The main reason to choose tea over traditional compost is that it contains all the benefits and helps deliver soluble nutrients straight to the roots of your plants.

You can use the tea as a soil drench or a leaf spray, ensuring that the good microorganisms and nutrients get exactly where they need to go.

Essentially, you can fertilizer and water your garden at the same time. What’s not to love about that?

How to Brew Compost Tea

Compost tea is a little like the hot beverage for humans–but you definitely don’t want to drink it. You will steep high-quality compost in water for a few days in a 5-gallon bucket. Sounds appetizing, doesn’t it?

You’ll need “finished” compost, meaning the stuff that’s been completely broken down. The compost at the very bottom of your pile is the best choice.

You’ll also need dechlorinated water. You can allow the chlorine to evaporate from tap water by leaving it uncovered in your bucket for 24 hours.

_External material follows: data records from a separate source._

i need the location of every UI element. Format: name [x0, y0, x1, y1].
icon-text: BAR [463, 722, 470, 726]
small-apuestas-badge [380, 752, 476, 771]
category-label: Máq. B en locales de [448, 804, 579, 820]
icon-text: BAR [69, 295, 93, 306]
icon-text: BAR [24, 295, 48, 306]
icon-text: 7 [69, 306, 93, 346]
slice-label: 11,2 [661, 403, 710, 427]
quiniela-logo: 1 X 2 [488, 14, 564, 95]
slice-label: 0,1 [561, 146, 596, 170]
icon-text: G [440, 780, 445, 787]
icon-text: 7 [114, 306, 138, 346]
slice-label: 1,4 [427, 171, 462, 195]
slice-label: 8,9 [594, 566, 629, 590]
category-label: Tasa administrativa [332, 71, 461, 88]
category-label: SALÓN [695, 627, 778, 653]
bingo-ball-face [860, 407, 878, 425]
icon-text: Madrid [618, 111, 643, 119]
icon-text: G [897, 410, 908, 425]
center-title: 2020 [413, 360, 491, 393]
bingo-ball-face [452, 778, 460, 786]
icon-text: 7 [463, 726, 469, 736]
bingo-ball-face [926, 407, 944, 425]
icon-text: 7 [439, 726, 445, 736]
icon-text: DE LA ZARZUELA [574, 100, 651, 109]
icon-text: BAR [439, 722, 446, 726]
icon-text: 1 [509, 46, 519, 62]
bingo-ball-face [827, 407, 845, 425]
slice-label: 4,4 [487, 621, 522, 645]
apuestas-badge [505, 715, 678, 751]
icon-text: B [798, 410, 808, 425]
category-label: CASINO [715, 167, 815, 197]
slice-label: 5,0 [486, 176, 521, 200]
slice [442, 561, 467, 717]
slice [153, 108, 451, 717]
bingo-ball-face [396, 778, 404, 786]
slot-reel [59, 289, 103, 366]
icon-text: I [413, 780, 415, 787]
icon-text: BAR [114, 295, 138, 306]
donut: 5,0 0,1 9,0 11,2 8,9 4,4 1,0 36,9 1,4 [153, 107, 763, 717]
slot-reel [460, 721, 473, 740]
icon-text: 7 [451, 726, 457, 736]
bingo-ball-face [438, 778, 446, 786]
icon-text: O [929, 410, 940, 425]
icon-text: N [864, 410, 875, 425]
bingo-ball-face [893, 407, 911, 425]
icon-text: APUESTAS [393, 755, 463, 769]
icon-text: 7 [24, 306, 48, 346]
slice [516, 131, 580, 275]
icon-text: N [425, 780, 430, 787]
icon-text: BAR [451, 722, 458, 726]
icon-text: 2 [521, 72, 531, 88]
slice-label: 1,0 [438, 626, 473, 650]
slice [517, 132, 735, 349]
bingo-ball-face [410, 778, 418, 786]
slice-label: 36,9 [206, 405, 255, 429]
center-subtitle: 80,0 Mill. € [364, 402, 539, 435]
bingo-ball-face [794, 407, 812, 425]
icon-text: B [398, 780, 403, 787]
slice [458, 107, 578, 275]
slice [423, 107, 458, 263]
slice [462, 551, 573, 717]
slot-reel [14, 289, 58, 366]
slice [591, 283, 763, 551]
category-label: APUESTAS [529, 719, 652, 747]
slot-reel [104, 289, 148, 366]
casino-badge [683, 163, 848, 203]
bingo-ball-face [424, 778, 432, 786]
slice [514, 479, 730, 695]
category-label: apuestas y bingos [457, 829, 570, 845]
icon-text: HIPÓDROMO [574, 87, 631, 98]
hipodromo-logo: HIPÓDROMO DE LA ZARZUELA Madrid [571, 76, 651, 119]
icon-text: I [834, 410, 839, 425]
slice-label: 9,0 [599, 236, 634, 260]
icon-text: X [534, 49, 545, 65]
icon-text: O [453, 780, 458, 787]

There are a few optional ingredients, including a “tea bag,” an aerator, and additional nutrients such as fish hydrolysate or seaweed extract. Some recipes call for unsulfured molasses, too.

At its most basic, all you need to do is fill a 5-gallon bucket a third of the way with compost and top it off with water. Let it steep, uncovered, for 3-4 days, stirring occasionally.

Once it has steeped, strain the liquid through burlap or cheesecloth into a second bucket. Alternately, you can tie the solids up in a large piece of loose-weave cloth before adding them to the bucket, using the bundle as a kind of tea bag. The solid bits can go back into the compost heap or straight into your soil.

Using Compost Tea

The liquid from your bucket can be used in a few different ways. You can pour it directly on the ground as a soil drench. Alternately, you can fill a spray bottle and apply it to the leaves of your plants.

Many gardeners prefer to dilute the tea–up to 90%–with water before using it.

Whatever you do, use up the tea within a day or so of brewing. If you let it sit too long, it can go bad and hurt your soil by introducing harmful bacteria and other microorganisms. Healthy compost tea won’t have a rancid or unpleasant odor; instead, it should have a rich, earthy odor like a forest.

Do You Need to Aerate?

Some compost tea methods say that aeration is essential. Others insist that all you need to do is stir the bucket from time to time.

If you decide to aerate, you’ll need an aquarium pump and tubing. The pump will hang over the side, while the tubing will snake down to the bottom to bubble up oxygen through the brew.

An ounce of molasses works to feed the microorganisms in the tea, helping to preserve as many benefits as possible.

A Quick Fix

Of course, if you’re pressed for time or simply don’t want to brew your own, you can get compost tea powder from a garden supply store. Think of it as the difference between brewing coffee from freshly ground beans versus instant freeze-dried powder.